—Voyez-vous, me disait Nane, quand j'ai été guérie, et les médecins n'en revenaient pas (j'ai cru qu'ils allaient me faire un procès), je suis tombée à d'autres tracas. Votre prison, d'abord, m'a toute chambournée. Puis voilà tout d'un coup mes fournisseurs qui se déguisent en créanciers. Alors ça n'a pas été drôle du tout; ils voulaient faire saisir mes meubles, reprendre des bijoux, que sais-je. C'est Pastisson qui m'a tirée de là.

—Mais Nane: Pastisson enfin?
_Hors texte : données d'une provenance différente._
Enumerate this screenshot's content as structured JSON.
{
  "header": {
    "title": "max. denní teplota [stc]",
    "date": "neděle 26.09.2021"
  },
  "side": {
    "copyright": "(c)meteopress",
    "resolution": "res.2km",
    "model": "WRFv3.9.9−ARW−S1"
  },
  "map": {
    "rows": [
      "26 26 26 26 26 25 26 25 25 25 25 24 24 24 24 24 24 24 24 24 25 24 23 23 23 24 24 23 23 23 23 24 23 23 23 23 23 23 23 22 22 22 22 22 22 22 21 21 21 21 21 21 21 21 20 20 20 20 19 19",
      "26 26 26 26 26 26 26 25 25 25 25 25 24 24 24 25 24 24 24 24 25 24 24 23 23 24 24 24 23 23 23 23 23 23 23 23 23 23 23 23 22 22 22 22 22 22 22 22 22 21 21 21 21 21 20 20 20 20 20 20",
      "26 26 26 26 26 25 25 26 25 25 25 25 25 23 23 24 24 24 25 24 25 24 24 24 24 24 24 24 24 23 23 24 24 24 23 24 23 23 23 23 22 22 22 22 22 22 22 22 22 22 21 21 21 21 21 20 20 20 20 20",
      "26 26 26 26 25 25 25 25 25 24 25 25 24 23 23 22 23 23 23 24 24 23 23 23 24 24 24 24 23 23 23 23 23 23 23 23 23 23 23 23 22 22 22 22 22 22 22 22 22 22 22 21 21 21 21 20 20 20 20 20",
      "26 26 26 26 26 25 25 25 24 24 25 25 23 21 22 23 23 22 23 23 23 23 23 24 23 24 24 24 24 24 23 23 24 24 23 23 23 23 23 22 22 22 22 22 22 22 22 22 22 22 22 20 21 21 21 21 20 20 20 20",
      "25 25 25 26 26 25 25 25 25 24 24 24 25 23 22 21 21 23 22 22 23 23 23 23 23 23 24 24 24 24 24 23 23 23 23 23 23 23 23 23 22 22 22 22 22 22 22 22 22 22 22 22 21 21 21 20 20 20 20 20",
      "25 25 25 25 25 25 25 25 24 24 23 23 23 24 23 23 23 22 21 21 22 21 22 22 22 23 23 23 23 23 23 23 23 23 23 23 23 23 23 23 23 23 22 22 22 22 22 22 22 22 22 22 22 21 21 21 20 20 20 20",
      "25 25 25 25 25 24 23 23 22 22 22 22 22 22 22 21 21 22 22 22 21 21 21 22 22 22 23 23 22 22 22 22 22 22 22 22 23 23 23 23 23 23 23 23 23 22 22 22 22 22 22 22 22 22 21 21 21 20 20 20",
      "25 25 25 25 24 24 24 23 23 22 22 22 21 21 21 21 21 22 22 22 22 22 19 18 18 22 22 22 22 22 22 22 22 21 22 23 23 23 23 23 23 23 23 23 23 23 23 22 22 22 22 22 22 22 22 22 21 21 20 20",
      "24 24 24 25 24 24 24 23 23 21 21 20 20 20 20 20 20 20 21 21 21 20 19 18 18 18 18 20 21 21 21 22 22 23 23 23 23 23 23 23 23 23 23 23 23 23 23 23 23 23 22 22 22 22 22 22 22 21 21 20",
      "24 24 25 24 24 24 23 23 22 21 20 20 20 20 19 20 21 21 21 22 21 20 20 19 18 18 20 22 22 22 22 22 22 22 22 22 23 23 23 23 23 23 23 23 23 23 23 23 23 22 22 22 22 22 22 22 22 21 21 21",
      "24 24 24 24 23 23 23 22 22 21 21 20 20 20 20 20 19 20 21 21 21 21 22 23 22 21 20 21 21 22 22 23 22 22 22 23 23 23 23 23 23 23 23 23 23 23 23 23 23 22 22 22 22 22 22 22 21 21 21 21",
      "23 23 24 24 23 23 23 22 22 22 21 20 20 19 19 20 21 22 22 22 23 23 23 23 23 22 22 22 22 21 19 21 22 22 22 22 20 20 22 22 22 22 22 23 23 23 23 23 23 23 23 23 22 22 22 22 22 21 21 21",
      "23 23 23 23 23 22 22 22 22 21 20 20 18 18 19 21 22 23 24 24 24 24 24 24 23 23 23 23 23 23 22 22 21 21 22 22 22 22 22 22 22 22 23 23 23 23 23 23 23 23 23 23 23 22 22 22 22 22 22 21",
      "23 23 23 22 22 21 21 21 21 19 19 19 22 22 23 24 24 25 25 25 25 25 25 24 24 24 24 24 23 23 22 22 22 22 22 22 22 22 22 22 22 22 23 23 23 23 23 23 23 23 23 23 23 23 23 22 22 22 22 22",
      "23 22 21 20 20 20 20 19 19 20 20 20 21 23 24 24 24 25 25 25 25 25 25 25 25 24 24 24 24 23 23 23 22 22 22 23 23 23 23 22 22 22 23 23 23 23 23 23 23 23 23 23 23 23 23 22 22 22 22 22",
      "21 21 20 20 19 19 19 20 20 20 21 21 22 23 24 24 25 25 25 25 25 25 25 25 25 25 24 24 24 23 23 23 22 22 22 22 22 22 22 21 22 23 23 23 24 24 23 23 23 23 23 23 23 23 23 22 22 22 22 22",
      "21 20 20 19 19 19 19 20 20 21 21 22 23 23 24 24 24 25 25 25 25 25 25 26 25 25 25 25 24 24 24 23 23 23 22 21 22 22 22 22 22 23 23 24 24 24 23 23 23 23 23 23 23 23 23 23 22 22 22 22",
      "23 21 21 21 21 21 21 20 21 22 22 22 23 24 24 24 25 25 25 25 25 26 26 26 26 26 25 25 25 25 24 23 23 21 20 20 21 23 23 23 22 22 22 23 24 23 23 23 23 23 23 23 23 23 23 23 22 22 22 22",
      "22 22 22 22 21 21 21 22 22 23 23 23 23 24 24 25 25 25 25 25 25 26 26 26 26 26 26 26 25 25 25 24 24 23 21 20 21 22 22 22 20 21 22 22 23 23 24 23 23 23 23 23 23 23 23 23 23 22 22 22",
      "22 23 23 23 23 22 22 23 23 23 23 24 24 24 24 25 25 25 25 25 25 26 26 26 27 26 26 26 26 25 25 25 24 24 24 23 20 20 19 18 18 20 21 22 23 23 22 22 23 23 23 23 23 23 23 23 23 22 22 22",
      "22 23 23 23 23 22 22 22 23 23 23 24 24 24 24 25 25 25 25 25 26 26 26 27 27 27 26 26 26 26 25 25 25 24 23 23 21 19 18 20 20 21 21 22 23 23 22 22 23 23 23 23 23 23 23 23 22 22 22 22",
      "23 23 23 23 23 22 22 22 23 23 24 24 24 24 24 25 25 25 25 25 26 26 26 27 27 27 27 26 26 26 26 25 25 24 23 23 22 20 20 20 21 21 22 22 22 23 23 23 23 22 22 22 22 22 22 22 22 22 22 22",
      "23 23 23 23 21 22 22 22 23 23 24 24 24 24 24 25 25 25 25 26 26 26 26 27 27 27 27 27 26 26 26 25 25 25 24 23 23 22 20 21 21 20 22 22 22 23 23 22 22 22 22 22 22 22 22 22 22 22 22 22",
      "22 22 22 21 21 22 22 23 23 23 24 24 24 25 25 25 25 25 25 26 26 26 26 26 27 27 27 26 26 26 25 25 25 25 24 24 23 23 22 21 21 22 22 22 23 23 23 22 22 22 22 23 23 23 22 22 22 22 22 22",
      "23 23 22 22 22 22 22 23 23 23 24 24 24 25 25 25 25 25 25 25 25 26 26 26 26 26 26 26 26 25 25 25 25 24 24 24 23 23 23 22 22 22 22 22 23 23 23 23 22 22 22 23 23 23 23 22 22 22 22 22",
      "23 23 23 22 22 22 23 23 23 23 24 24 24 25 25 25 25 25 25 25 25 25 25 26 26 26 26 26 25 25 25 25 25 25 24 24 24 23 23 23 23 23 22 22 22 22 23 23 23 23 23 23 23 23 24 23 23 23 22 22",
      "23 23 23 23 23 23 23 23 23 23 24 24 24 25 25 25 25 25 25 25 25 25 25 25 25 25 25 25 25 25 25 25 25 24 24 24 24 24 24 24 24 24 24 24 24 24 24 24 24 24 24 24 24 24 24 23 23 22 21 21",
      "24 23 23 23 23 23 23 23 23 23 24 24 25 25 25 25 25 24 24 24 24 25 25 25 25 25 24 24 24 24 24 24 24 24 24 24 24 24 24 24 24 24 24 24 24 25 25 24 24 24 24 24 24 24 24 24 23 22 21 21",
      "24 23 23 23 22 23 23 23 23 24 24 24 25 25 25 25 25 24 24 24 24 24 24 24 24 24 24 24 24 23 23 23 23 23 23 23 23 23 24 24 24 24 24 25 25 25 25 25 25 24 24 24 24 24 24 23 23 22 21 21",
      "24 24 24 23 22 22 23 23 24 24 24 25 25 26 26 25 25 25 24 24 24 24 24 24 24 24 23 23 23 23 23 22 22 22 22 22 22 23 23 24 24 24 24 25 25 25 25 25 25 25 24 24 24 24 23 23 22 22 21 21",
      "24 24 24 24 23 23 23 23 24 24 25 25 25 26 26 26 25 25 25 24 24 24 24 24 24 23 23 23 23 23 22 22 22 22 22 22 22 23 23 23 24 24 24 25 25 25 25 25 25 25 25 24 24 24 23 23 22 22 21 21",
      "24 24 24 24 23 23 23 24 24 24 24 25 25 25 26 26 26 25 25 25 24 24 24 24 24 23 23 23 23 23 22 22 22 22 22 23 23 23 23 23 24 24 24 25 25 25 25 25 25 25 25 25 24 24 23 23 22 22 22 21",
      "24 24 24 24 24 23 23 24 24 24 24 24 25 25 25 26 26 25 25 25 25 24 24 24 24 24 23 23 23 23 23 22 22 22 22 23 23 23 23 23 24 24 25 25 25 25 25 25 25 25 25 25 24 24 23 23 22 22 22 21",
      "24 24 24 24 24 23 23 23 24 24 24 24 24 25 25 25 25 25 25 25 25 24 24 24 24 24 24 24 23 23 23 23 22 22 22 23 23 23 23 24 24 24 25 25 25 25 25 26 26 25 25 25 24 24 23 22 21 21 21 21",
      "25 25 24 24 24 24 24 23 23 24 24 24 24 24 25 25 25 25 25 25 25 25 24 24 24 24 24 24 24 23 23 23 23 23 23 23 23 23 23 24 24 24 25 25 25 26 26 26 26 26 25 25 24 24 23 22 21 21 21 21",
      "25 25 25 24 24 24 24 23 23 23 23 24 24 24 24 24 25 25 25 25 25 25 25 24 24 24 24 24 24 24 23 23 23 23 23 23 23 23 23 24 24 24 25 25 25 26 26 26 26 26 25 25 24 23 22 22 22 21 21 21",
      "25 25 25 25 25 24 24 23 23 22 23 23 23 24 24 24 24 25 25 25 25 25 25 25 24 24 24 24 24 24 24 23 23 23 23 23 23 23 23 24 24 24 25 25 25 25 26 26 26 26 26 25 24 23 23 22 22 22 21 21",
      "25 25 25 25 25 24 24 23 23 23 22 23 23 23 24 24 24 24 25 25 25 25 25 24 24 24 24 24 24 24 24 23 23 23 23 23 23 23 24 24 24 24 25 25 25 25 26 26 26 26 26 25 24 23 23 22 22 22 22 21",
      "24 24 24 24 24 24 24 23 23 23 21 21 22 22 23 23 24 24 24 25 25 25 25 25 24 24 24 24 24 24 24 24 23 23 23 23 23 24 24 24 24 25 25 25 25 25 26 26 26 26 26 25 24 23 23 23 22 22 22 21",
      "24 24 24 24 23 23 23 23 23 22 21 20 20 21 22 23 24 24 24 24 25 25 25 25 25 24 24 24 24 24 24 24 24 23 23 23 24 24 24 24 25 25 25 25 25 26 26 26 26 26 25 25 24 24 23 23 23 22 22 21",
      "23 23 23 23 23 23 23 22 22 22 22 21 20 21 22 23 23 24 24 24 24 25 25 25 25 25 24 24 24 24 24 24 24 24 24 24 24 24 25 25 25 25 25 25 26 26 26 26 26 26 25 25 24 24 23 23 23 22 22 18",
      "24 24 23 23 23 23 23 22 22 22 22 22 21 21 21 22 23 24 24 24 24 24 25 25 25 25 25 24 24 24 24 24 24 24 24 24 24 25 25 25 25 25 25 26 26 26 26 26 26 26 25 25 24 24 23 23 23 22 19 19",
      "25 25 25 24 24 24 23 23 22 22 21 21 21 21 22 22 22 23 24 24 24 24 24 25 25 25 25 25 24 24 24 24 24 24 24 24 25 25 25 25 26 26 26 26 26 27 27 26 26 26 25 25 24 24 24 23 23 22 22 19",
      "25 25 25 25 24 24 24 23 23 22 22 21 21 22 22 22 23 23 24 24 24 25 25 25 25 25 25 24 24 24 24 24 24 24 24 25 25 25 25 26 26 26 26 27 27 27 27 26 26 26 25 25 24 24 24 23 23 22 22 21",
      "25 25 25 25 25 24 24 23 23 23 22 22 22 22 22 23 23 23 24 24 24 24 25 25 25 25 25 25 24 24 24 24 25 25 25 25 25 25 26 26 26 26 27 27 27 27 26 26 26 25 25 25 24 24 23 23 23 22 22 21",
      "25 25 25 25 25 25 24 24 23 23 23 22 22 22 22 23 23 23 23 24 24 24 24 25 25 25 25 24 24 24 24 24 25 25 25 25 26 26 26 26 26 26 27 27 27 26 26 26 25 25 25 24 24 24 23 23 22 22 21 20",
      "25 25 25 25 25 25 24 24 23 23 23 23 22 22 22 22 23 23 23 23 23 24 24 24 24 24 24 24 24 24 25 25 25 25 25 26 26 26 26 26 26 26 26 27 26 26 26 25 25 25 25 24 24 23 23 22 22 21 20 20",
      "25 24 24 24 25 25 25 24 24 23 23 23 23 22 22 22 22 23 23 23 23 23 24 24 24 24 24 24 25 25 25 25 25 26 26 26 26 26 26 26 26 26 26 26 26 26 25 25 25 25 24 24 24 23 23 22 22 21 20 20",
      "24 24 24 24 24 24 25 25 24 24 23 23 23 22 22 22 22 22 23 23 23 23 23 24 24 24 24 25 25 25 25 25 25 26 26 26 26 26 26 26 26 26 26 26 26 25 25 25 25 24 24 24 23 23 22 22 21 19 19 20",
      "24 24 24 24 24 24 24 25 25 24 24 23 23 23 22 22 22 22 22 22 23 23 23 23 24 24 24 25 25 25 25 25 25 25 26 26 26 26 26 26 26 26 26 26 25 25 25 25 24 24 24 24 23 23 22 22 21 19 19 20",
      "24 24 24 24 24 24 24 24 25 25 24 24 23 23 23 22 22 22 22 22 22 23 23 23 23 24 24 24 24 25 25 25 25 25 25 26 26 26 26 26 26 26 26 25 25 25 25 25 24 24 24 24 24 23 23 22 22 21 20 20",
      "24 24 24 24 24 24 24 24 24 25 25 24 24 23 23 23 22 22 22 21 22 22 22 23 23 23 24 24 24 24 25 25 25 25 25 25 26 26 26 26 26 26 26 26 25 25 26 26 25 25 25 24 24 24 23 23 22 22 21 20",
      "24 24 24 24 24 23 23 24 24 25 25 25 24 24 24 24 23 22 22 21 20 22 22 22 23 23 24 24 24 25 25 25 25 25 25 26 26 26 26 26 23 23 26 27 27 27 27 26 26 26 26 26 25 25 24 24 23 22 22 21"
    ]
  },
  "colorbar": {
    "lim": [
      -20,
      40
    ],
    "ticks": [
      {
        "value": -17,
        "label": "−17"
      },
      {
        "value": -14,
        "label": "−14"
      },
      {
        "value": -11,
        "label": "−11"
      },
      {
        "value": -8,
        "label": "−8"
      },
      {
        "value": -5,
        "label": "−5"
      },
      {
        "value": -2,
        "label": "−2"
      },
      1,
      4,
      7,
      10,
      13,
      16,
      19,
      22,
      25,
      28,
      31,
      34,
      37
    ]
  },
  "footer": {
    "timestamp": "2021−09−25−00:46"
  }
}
Ils sont six.

—Mais non, me répond-elle avec candeur, je vous assure que c'est toujours le même.

XIII

Les noces de Nane

«Deus bone! quam bonus ille Belga......

(JOH. BEVERWICKIUS: Epistol. ad
Vossium CLXXII
.)

Bon Dieu! Le bon Belge!

Sans être fataliste, ni vouloir démêler en toutes choses les mauvais desseins de la Providence, «cette caricature de Dieu», a dit Nicole, on peut croire que M. Dieudonné Le Marigo était destiné par son nom à un hymen inexorable.

—Vous comprenez, conclut Nane après m'avoir laissé entendre qu'elle tramait d'épouser ce Belge riche et industriel, un mendigo, n'est-ce pas, c'est un monsieur qui mendie. Eh bien, Le Marigo, c'est un monsieur qui se marie; je veux dire: qui se marie en justes noces. Même qu'il s'attarde un peu... Dieudonné.

—Ah Nane! de justes noces: cela va vous changer beaucoup. Prenez garde de les faire craquer, au moins.